Subhra Bhattacharya has provided the following prompt this week:

Imagism is simultaneously one of the shortest lived as well as one of the undying movements in the history of poetry. As a formal poetic movement, its lifespan was less than a decade – three years (1914 – 1917), by some accounts. However, it continues to influence poets today.

The movement was born as a reaction to the way English poetry was traditionally written, using language that was archaic, highly embellished and loose. While the early authors of the movement differed in their definition of imagism, some common characteristics that poets who follow this style strive to include :
 1. direct treatment of the subject
 2. using exact, as opposed to the near-exact or decorative words
 3. word economy – to not use words that do not contribute to the presentation
 4. allow absolute freedom in choice of subject
 5. to produce poetry that is hard and clear
 6. to present an image and to avoid becoming a ‘cosmic’ poet
 7. to compose in the sequence of the musical phrase and not in the sequence of the metronome. (we will explore this last one later in ‘triadic line variable foot’)
In 1911 Pound saw a series of beautiful faces while stepping out of a Paris metro train. He wrote a thirty-line poem to describe the scene, and then destroyed the poem because it seemed to be of ‘second intensity’ to him. Six months later he took another shot at it and reduced the poem to half the length. He still wasn’t satisfied. Another year later he condensed it into two lines, one of the most famous imagist poems.
Criticisms of pure imagism are many and valid. To name a few : language is not mathematics and poetry is not a formula, hence, striving for the ‘exact’ word is futile. Further, every expression is indirect. Poets experience the world through their senses, and then interpret in their minds and express through words. Subjectivity is inherent in this process. Personally, even if we were to grant the foregoing objections, I find that strict imagism – one with the only goal to present an image –  often renders a static poem that is limited in its expressive power.

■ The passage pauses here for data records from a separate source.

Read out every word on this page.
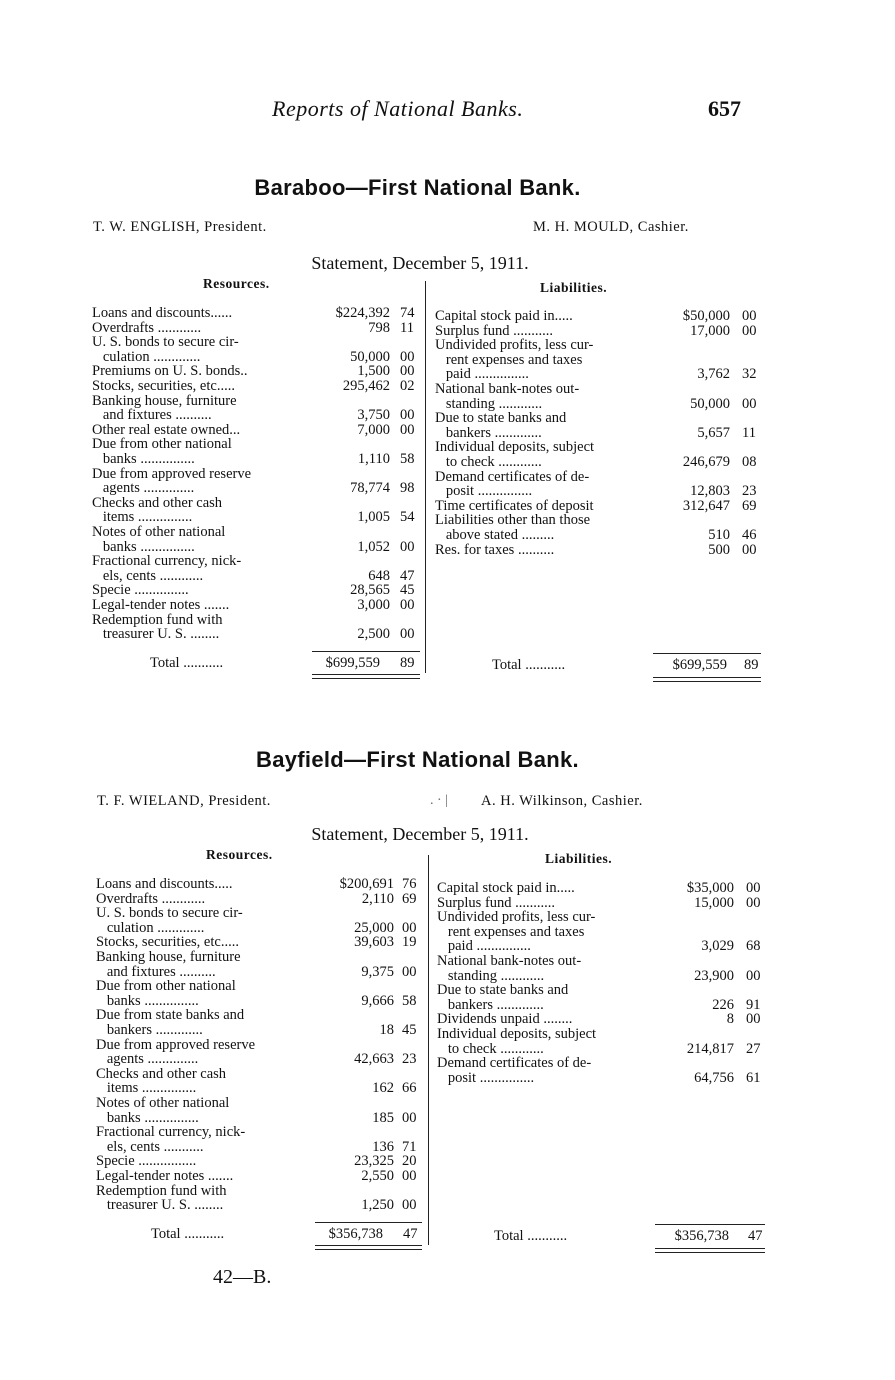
Reports of National Banks.	657
Baraboo—First National Bank.
T. W. ENGLISH, President.	M. H. MOULD, Cashier.
Statement, December 5, 1911.
Resources.	Liabilities.
Loans and discounts......	$224,392 74
Overdrafts ............	798 11
U. S. bonds to secure cir-
culation .............	50,000 00
Premiums on U. S. bonds..	1,500 00
Stocks, securities, etc.....	295,462 02
Banking house, furniture
and fixtures ..........	3,750 00
Other real estate owned...	7,000 00
Due from other national
banks ...............	1,110 58
Due from approved reserve
agents ..............	78,774 98
Checks and other cash
items ...............	1,005 54
Notes of other national
banks ...............	1,052 00
Fractional currency, nick-
els, cents ............	648 47
Specie ...............	28,565 45
Legal-tender notes .......	3,000 00
Redemption fund with
treasurer U. S. ........	2,500 00
Capital stock paid in.....	$50,000 00
Surplus fund ...........	17,000 00
Undivided profits, less cur-
rent expenses and taxes
paid ...............	3,762 32
National bank-notes out-
standing ............	50,000 00
Due to state banks and
bankers .............	5,657 11
Individual deposits, subject
to check ............	246,679 08
Demand certificates of de-
posit ...............	12,803 23
Time certificates of deposit	312,647 69
Liabilities other than those
above stated .........	510 46
Res. for taxes ..........	500 00
Total ...........	$699,559 89	Total ...........	$699,559 89
Bayfield—First National Bank.
T. F. WIELAND, President.	. · | A. H. Wilkinson, Cashier.
Statement, December 5, 1911.
Resources.	Liabilities.
Loans and discounts.....	$200,691 76
Overdrafts ............	2,110 69
U. S. bonds to secure cir-
culation .............	25,000 00
Stocks, securities, etc.....	39,603 19
Banking house, furniture
and fixtures ..........	9,375 00
Due from other national
banks ...............	9,666 58
Due from state banks and
bankers .............	18 45
Due from approved reserve
agents ..............	42,663 23
Checks and other cash
items ...............	162 66
Notes of other national
banks ...............	185 00
Fractional currency, nick-
els, cents ...........	136 71
Specie ................	23,325 20
Legal-tender notes .......	2,550 00
Redemption fund with
treasurer U. S. ........	1,250 00
Capital stock paid in.....	$35,000 00
Surplus fund ...........	15,000 00
Undivided profits, less cur-
rent expenses and taxes
paid ...............	3,029 68
National bank-notes out-
standing ............	23,900 00
Due to state banks and
bankers .............	226 91
Dividends unpaid ........	8 00
Individual deposits, subject
to check ............	214,817 27
Demand certificates of de-
posit ...............	64,756 61
Total ...........	$356,738 47	Total ...........	$356,738 47
42—B.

However, every poet is influenced by imagism. The principles of using common language, precise expressions and economy of words are what make our poetry interesting, unique and refreshing.
In today’s exercise we will use these principles to write a poem. It can be of any length, not just limited to two lines as in Pound’s example, but try to use the following guidelines :
1. describe an image or a set of images
2. be concrete and direct, rather than vague
3. use precise expression, avoid words just because they sound good
4. keep in mind the word count and use the least number of words you can to describe the image(s) successfully.
5. use metaphors that are unrelated and hence refreshing – the way Pound uses ‘petals on a wet, black bough’ to describe human faces.